Legend of the Eight Samurai, from the perspective of a Sonny Chiba fan, and a fan of Japanese cinema in general, is an extremely entertaining film. The plot is fairly straightforward, a Princess must break the curse placed on her family by gathering eight supernaturally ordained warriors to fight off a horde of the evil undead that want to capture her for their own nefarious purposes.
The blurb bills it as "The Star Wars of Samurai films", but with the exception of one relatively insignificant plot point this comparison does not really bear much scrutiny, if anything this film reminded me of Conan the Barbarian, with evil magicians and much swinging of cold steel in some well choreographed fight scenes.
Sonny Chiba, as always, helped me to enjoy this film by being hard as nails, and is definitely the star draw of this film, although, because of the nature of this film, and his supporting role it is not up to scratch in comparison to some of his other work, such as the superb G.I. Samurai or the gloriously grindhouse Street Fighter trilogy.
The main problem I had with this film was the absolutely appalling soundtrack, which completely ruined the sword and sorcery feeling of the film by consisting of disgustingly insipid mid-80s power ballads rather than more traditional Japanese music.
The special effects have also not dated very well, in particular the giant snakes and centipede, which seem to be made of vulcanised rubber and fly around unconvincingly, and their primary mode of attack seems to be holding still while the victim rolls into them and screams for their life. Truly horrifying, but not in the way it was intended (unless you have a phobia of being hugged to death by unconvincing rubber wildlife).
The final problem I had was that the subtitling is not great, some lines are missed out altogether, although these seem fairly few, but the worst offence is failing to get one of the characters names right on several occaisions, with it changing entirely between lines.
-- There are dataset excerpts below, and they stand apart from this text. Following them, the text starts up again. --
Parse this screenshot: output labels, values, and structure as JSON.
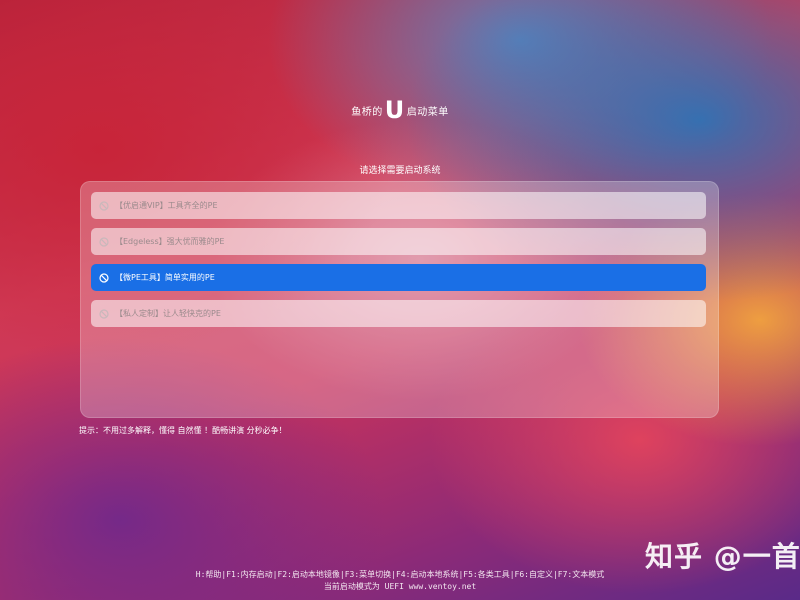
{
  "header": {
    "title_prefix": "鱼桥的",
    "title_letter": "U",
    "title_suffix": "启动菜单",
    "subtitle": "请选择需要启动系统"
  },
  "menu": {
    "items": [
      {
        "label": "【优启通VIP】工具齐全的PE",
        "icon": "no-entry-icon",
        "selected": false
      },
      {
        "label": "【Edgeless】强大优而雅的PE",
        "icon": "no-entry-icon",
        "selected": false
      },
      {
        "label": "【微PE工具】简单实用的PE",
        "icon": "no-entry-icon",
        "selected": true
      },
      {
        "label": "【私人定制】让人轻快克的PE",
        "icon": "no-entry-icon",
        "selected": false
      }
    ]
  },
  "hint": "提示：不用过多解释，懂得 自然懂 ！酷畅讲演 分秒必争！",
  "footer": {
    "keys": "H:帮助|F1:内存启动|F2:启动本地镜像|F3:菜单切换|F4:启动本地系统|F5:各类工具|F6:自定义|F7:文本模式",
    "mode": "当前启动模式为 UEFI  www.ventoy.net"
  },
  "watermark": "知乎 @一首",
  "colors": {
    "selected_bg": "#1a6fe6",
    "item_bg": "rgba(255,255,255,0.55)",
    "item_text": "#9a8a8c"
  }
}
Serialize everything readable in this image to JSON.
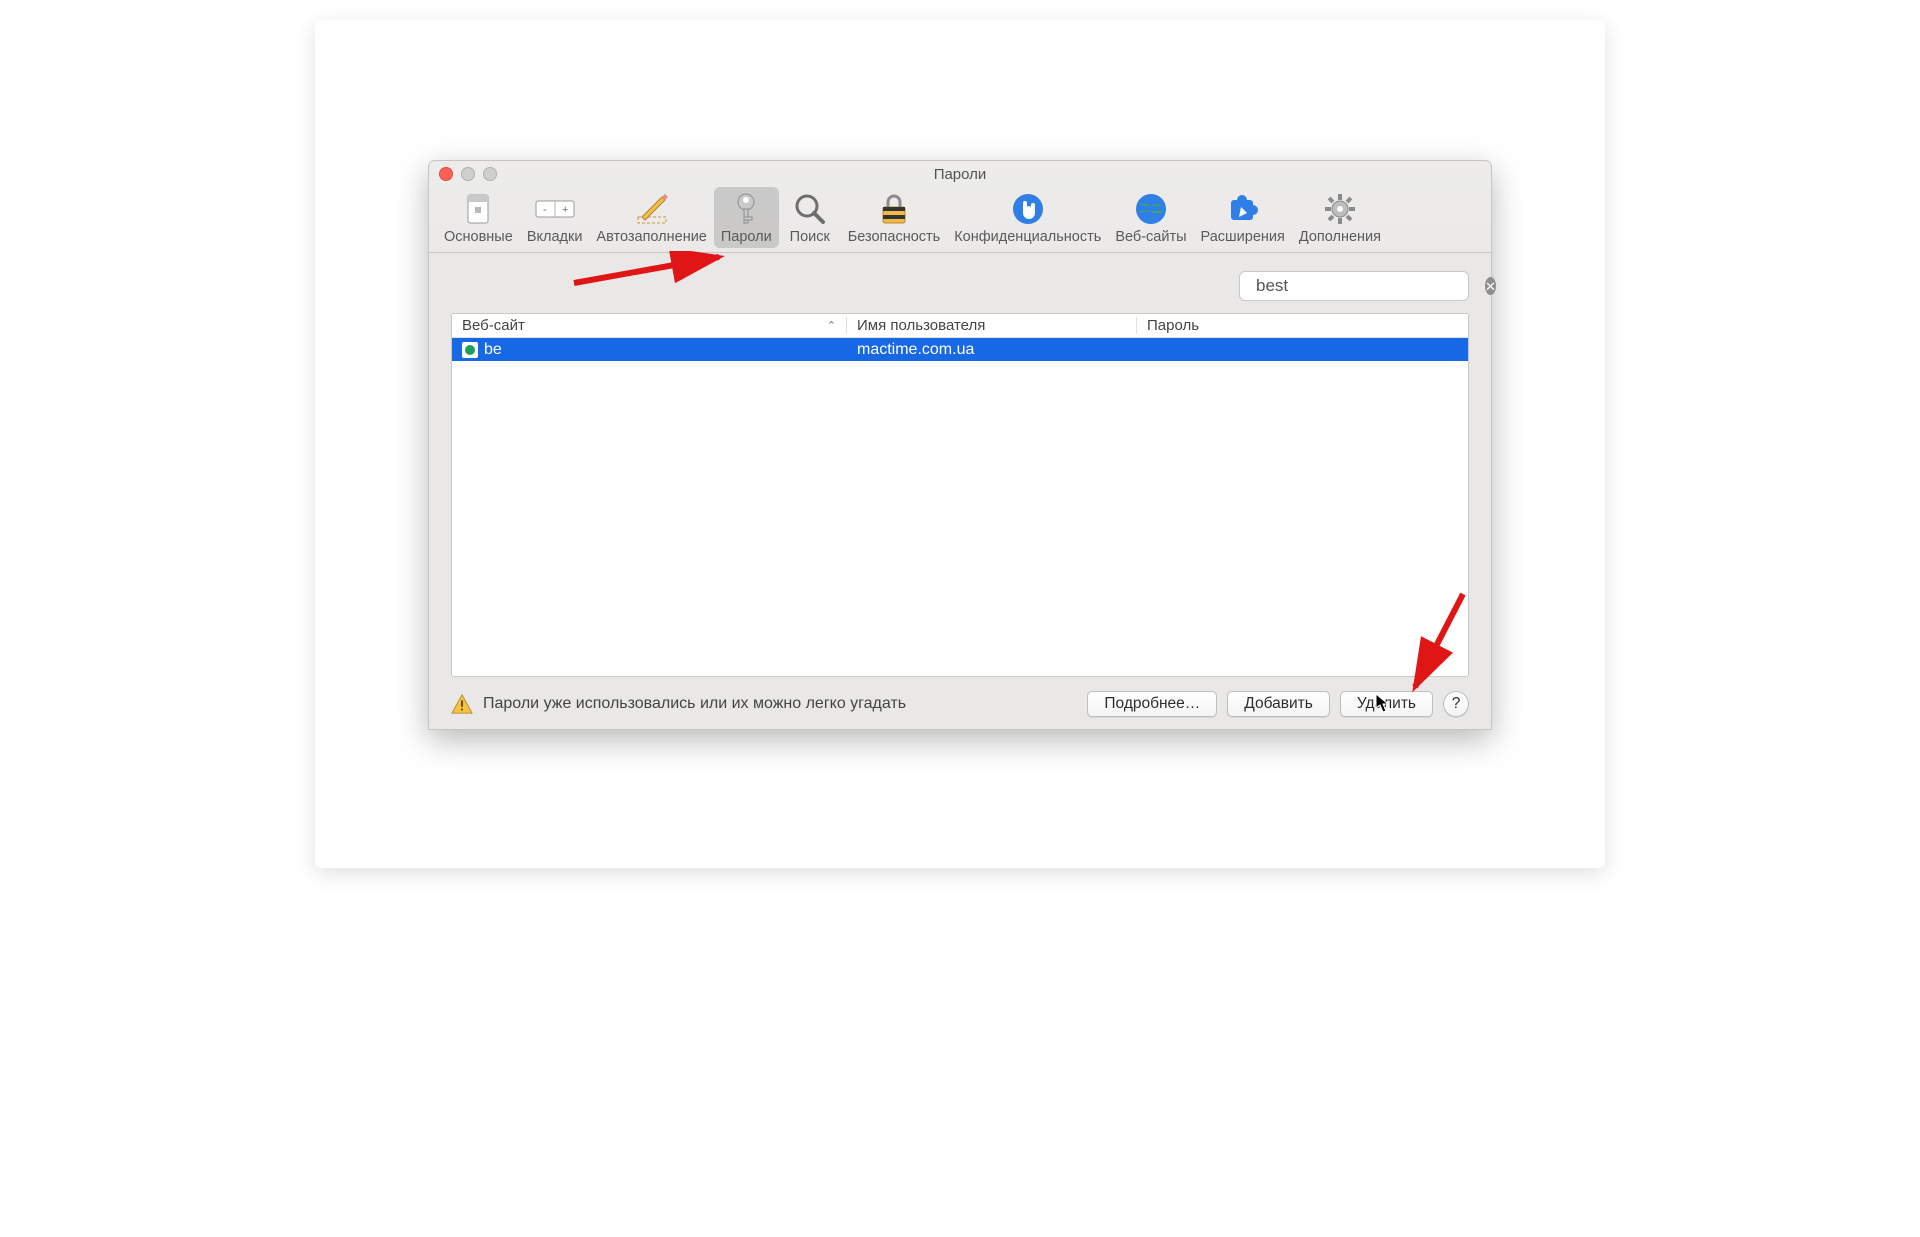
{
  "window": {
    "title": "Пароли"
  },
  "toolbar": {
    "items": [
      {
        "label": "Основные"
      },
      {
        "label": "Вкладки"
      },
      {
        "label": "Автозаполнение"
      },
      {
        "label": "Пароли"
      },
      {
        "label": "Поиск"
      },
      {
        "label": "Безопасность"
      },
      {
        "label": "Конфиденциальность"
      },
      {
        "label": "Веб-сайты"
      },
      {
        "label": "Расширения"
      },
      {
        "label": "Дополнения"
      }
    ],
    "active_index": 3
  },
  "search": {
    "value": "best"
  },
  "table": {
    "columns": {
      "website": "Веб-сайт",
      "username": "Имя пользователя",
      "password": "Пароль"
    },
    "rows": [
      {
        "website": "be",
        "username": "mactime.com.ua",
        "password": ""
      }
    ],
    "selected_index": 0
  },
  "footer": {
    "warning": "Пароли уже использовались или их можно легко угадать",
    "details": "Подробнее…",
    "add": "Добавить",
    "delete": "Удалить",
    "help": "?"
  }
}
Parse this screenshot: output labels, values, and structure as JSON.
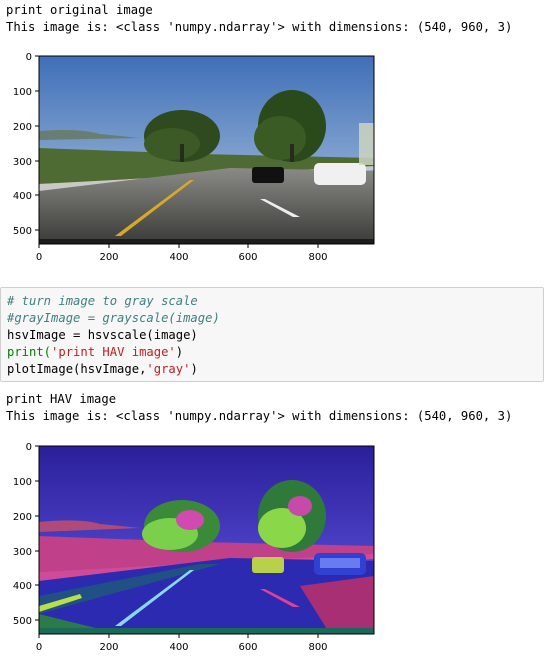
{
  "output1": {
    "line1": "print original image",
    "line2": "This image is: <class 'numpy.ndarray'> with dimensions: (540, 960, 3)"
  },
  "plot1": {
    "yticks": [
      "0",
      "100",
      "200",
      "300",
      "400",
      "500"
    ],
    "xticks": [
      "0",
      "200",
      "400",
      "600",
      "800"
    ]
  },
  "code_cell": {
    "line1": "# turn image to gray scale",
    "line2": "#grayImage = grayscale(image)",
    "line3": "hsvImage = hsvscale(image)",
    "line4_fn": "print(",
    "line4_str": "'print HAV image'",
    "line4_end": ")",
    "line5_fn": "plotImage(hsvImage,",
    "line5_str": "'gray'",
    "line5_end": ")"
  },
  "output2": {
    "line1": "print HAV image",
    "line2": "This image is: <class 'numpy.ndarray'> with dimensions: (540, 960, 3)"
  },
  "plot2": {
    "yticks": [
      "0",
      "100",
      "200",
      "300",
      "400",
      "500"
    ],
    "xticks": [
      "0",
      "200",
      "400",
      "600",
      "800"
    ]
  }
}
This is really a film for fans of the genre, and of Sonny Chiba. If you can look past the dated special effects in some scenes (which I actually quite enjoyed, in a kitsch sort of way), the absolutely TERRIBLE music and some inconsistent subtitling - which is pretty much par for the course for English releases of Japanese films anyway - then you'll have a good time watching it, it doesn't demand much of you and spins an enteraining yarn.